I read with interest a recent article titled, “The Dark Side of Nice,” which discussed negative effects when someone tries to be nice by helping others and never saying “no.”
We all want to be known as a nice person, which equates to being helpful, cooperative and open to others. But the negative side is when someone overextends this niceness to others, often ignoring their own needs in the process. I call them “People Pleasers” as they always are going above and beyond to be helpful; for example, they are the ones who take on extra projects at work, or stay late when others won’t. In their personal lives, they will do all the household chores while their family members watch TV.

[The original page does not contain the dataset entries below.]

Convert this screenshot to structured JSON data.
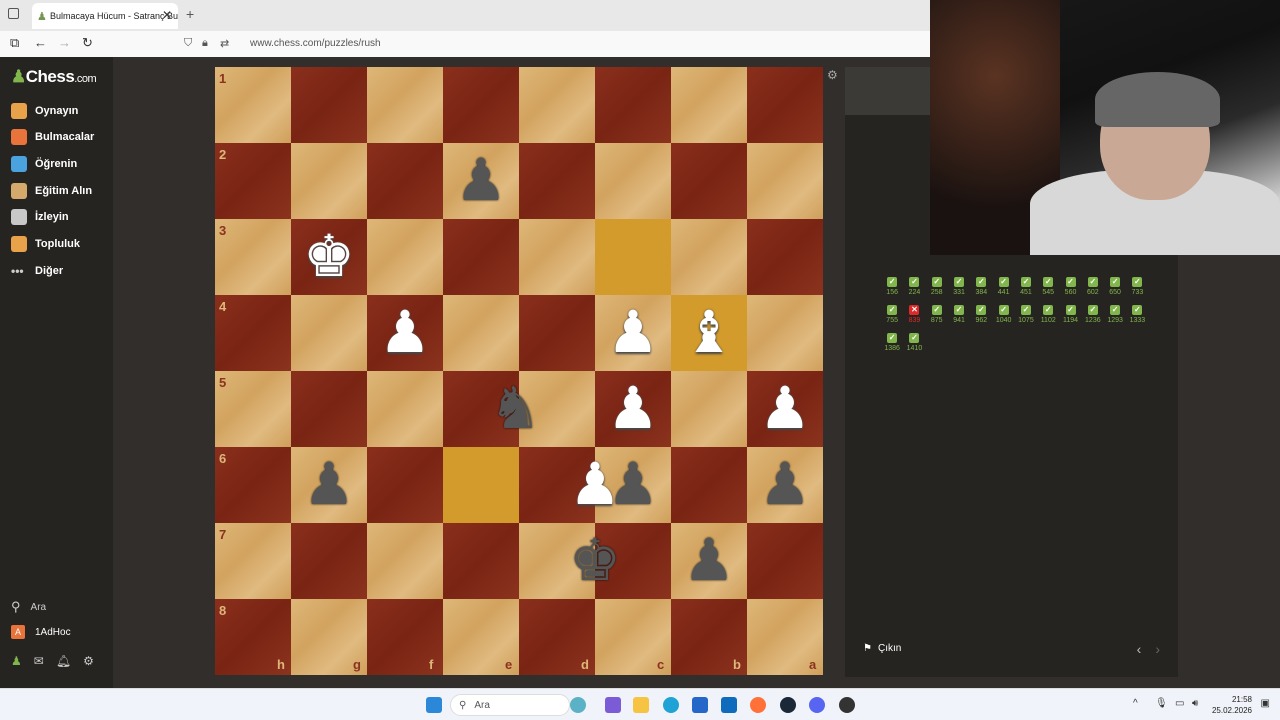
{
  "browser": {
    "tab_title": "Bulmacaya Hücum - Satranç Bu",
    "url": "www.chess.com/puzzles/rush"
  },
  "sidebar": {
    "logo": "Chess",
    "logo_suffix": ".com",
    "items": [
      {
        "label": "Oynayın",
        "icon": "play-icon",
        "color": "#e8a24a"
      },
      {
        "label": "Bulmacalar",
        "icon": "puzzle-icon",
        "color": "#e8743b"
      },
      {
        "label": "Öğrenin",
        "icon": "learn-icon",
        "color": "#4aa3df"
      },
      {
        "label": "Eğitim Alın",
        "icon": "train-icon",
        "color": "#d5a86b"
      },
      {
        "label": "İzleyin",
        "icon": "watch-icon",
        "color": "#c8c8c8"
      },
      {
        "label": "Topluluk",
        "icon": "community-icon",
        "color": "#e8a24a"
      },
      {
        "label": "Diğer",
        "icon": "more-icon",
        "color": "#cccccc"
      }
    ],
    "search_label": "Ara",
    "user_initial": "A",
    "username": "1AdHoc"
  },
  "board": {
    "ranks": [
      "1",
      "2",
      "3",
      "4",
      "5",
      "6",
      "7",
      "8"
    ],
    "files": [
      "h",
      "g",
      "f",
      "e",
      "d",
      "c",
      "b",
      "a"
    ],
    "highlight_squares": [
      [
        2,
        5
      ],
      [
        3,
        6
      ],
      [
        5,
        3
      ]
    ],
    "pieces": [
      {
        "row": 1,
        "col": 3,
        "glyph": "♟",
        "color": "black"
      },
      {
        "row": 2,
        "col": 1,
        "glyph": "♚",
        "color": "white"
      },
      {
        "row": 3,
        "col": 2,
        "glyph": "♟",
        "color": "white"
      },
      {
        "row": 3,
        "col": 5,
        "glyph": "♟",
        "color": "white"
      },
      {
        "row": 3,
        "col": 6,
        "glyph": "♝",
        "color": "white"
      },
      {
        "row": 4,
        "col": 5,
        "glyph": "♟",
        "color": "white"
      },
      {
        "row": 4,
        "col": 7,
        "glyph": "♟",
        "color": "white"
      },
      {
        "row": 4,
        "col": 3.45,
        "glyph": "♞",
        "color": "black"
      },
      {
        "row": 5,
        "col": 1,
        "glyph": "♟",
        "color": "black"
      },
      {
        "row": 5,
        "col": 4.5,
        "glyph": "♟",
        "color": "white"
      },
      {
        "row": 5,
        "col": 5,
        "glyph": "♟",
        "color": "black"
      },
      {
        "row": 5,
        "col": 7,
        "glyph": "♟",
        "color": "black"
      },
      {
        "row": 6,
        "col": 4.5,
        "glyph": "♚",
        "color": "black"
      },
      {
        "row": 6,
        "col": 6,
        "glyph": "♟",
        "color": "black"
      }
    ]
  },
  "panel": {
    "results": [
      {
        "ok": true,
        "num": "156"
      },
      {
        "ok": true,
        "num": "224"
      },
      {
        "ok": true,
        "num": "258"
      },
      {
        "ok": true,
        "num": "331"
      },
      {
        "ok": true,
        "num": "384"
      },
      {
        "ok": true,
        "num": "441"
      },
      {
        "ok": true,
        "num": "451"
      },
      {
        "ok": true,
        "num": "545"
      },
      {
        "ok": true,
        "num": "560"
      },
      {
        "ok": true,
        "num": "602"
      },
      {
        "ok": true,
        "num": "650"
      },
      {
        "ok": true,
        "num": "733"
      },
      {
        "ok": true,
        "num": "755"
      },
      {
        "ok": false,
        "num": "839"
      },
      {
        "ok": true,
        "num": "875"
      },
      {
        "ok": true,
        "num": "941"
      },
      {
        "ok": true,
        "num": "962"
      },
      {
        "ok": true,
        "num": "1040"
      },
      {
        "ok": true,
        "num": "1075"
      },
      {
        "ok": true,
        "num": "1102"
      },
      {
        "ok": true,
        "num": "1194"
      },
      {
        "ok": true,
        "num": "1236"
      },
      {
        "ok": true,
        "num": "1293"
      },
      {
        "ok": true,
        "num": "1333"
      },
      {
        "ok": true,
        "num": "1386"
      },
      {
        "ok": true,
        "num": "1410"
      }
    ],
    "exit_label": "Çıkın"
  },
  "taskbar": {
    "search_label": "Ara",
    "time": "21:58",
    "date": "25.02.2026"
  }
}
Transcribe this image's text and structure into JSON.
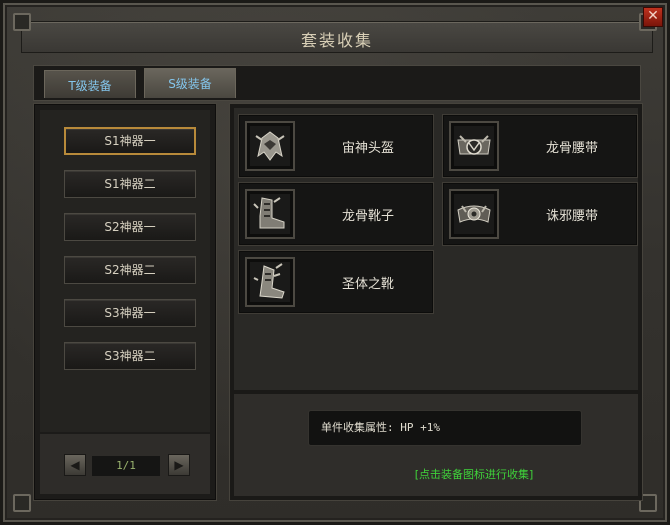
{
  "window": {
    "title": "套装收集",
    "close_label": "✕"
  },
  "tabs": [
    {
      "label": "T级装备",
      "active": false
    },
    {
      "label": "S级装备",
      "active": true
    }
  ],
  "sidebar": {
    "items": [
      {
        "label": "S1神器一",
        "selected": true
      },
      {
        "label": "S1神器二",
        "selected": false
      },
      {
        "label": "S2神器一",
        "selected": false
      },
      {
        "label": "S2神器二",
        "selected": false
      },
      {
        "label": "S3神器一",
        "selected": false
      },
      {
        "label": "S3神器二",
        "selected": false
      }
    ],
    "pager": {
      "prev_label": "◀",
      "next_label": "▶",
      "page_text": "1/1"
    }
  },
  "items": [
    {
      "name": "宙神头盔",
      "icon": "helmet-icon"
    },
    {
      "name": "龙骨腰带",
      "icon": "belt-icon"
    },
    {
      "name": "龙骨靴子",
      "icon": "boots-icon"
    },
    {
      "name": "诛邪腰带",
      "icon": "belt-icon"
    },
    {
      "name": "圣体之靴",
      "icon": "boots-icon"
    }
  ],
  "attribute": {
    "text": "单件收集属性: HP +1%"
  },
  "hint": {
    "text": "[点击装备图标进行收集]"
  },
  "colors": {
    "tab_text": "#84c6ec",
    "hint_text": "#3fd23a",
    "selected_border": "#b88a3a",
    "close_button": "#c0321f"
  }
}
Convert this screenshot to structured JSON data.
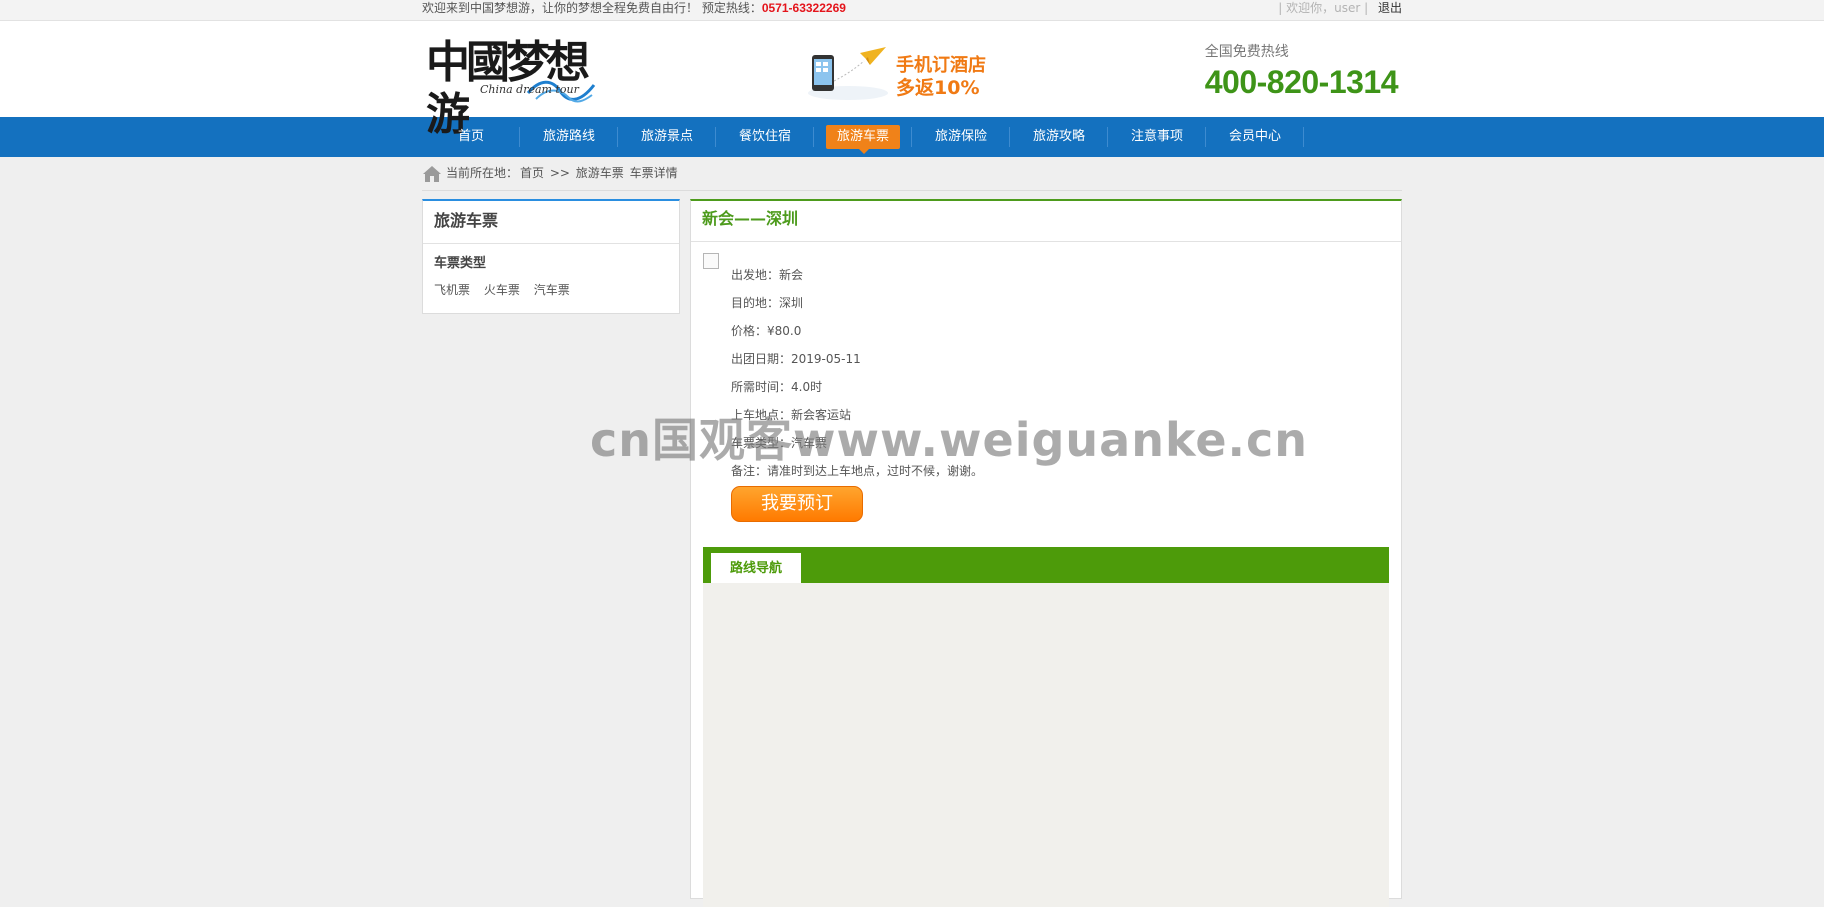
{
  "topbar": {
    "welcome": "欢迎来到中国梦想游，让你的梦想全程免费自由行！ 预定热线：",
    "hotline": "0571-63322269",
    "sep_left": "|",
    "hello": "欢迎你，user",
    "sep_right": "|",
    "logout": "退出"
  },
  "header": {
    "logo_cn": "中國梦想游",
    "logo_en": "China dream tour",
    "promo_line1": "手机订酒店",
    "promo_line2": "多返10%",
    "tel_label": "全国免费热线",
    "tel_number": "400-820-1314"
  },
  "nav": {
    "items": [
      {
        "label": "首页"
      },
      {
        "label": "旅游路线"
      },
      {
        "label": "旅游景点"
      },
      {
        "label": "餐饮住宿"
      },
      {
        "label": "旅游车票"
      },
      {
        "label": "旅游保险"
      },
      {
        "label": "旅游攻略"
      },
      {
        "label": "注意事项"
      },
      {
        "label": "会员中心"
      }
    ],
    "active_index": 4
  },
  "breadcrumb": {
    "prefix": "当前所在地：",
    "home": "首页",
    "arrow": ">>",
    "section": "旅游车票",
    "page": "车票详情"
  },
  "sidebar": {
    "title": "旅游车票",
    "subtitle": "车票类型",
    "links": [
      "飞机票",
      "火车票",
      "汽车票"
    ]
  },
  "detail": {
    "title": "新会——深圳",
    "rows": [
      "出发地：新会",
      "目的地：深圳",
      "价格：¥80.0",
      "出团日期：2019-05-11",
      "所需时间：4.0时",
      "上车地点：新会客运站",
      "车票类型：汽车票",
      "备注：请准时到达上车地点，过时不候，谢谢。"
    ],
    "book_button": "我要预订"
  },
  "route_nav": {
    "tab": "路线导航"
  },
  "watermark": "cn国观客www.weiguanke.cn",
  "colors": {
    "nav_blue": "#1471bf",
    "active_orange": "#f08219",
    "green": "#4d9b1c",
    "hotline_red": "#e4141b"
  }
}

Over time, people pleasers become resentful and “stuff” their feelings, while becoming stressed and silently angry. They become caught in a cycle of helping and stuffing until there is a breakdown, which is usually them. They often suffer from low self-esteem so they help in order to gain validation of their goodness and worth, while others may fear conflict or rejection. The common thread is that whatever the reason, overly nice people do not have adequate boundaries.
According to author Susan Newman, “We live under this misconception that saying yes, being available, always at the ready for other people makes us a better person, but in fact it does quite the opposite. You get stressed and anxious; you’re viewed as a patsy.” They can be easily manipulated by others and feel powerless. All of which can take an emotional toll.
Setting boundaries is the way to still be “nice” while honoring your commitments to yourself and others. Learning to say “no” or speaking up when others are mean or taking advantage will set those boundaries because you do them assertively: you are not being mean or demeaning to others. As Susan Newman states, “People won’t think you’re a bad person, and you’re saving time and emotional energy for the tasks and people you want to give them to.”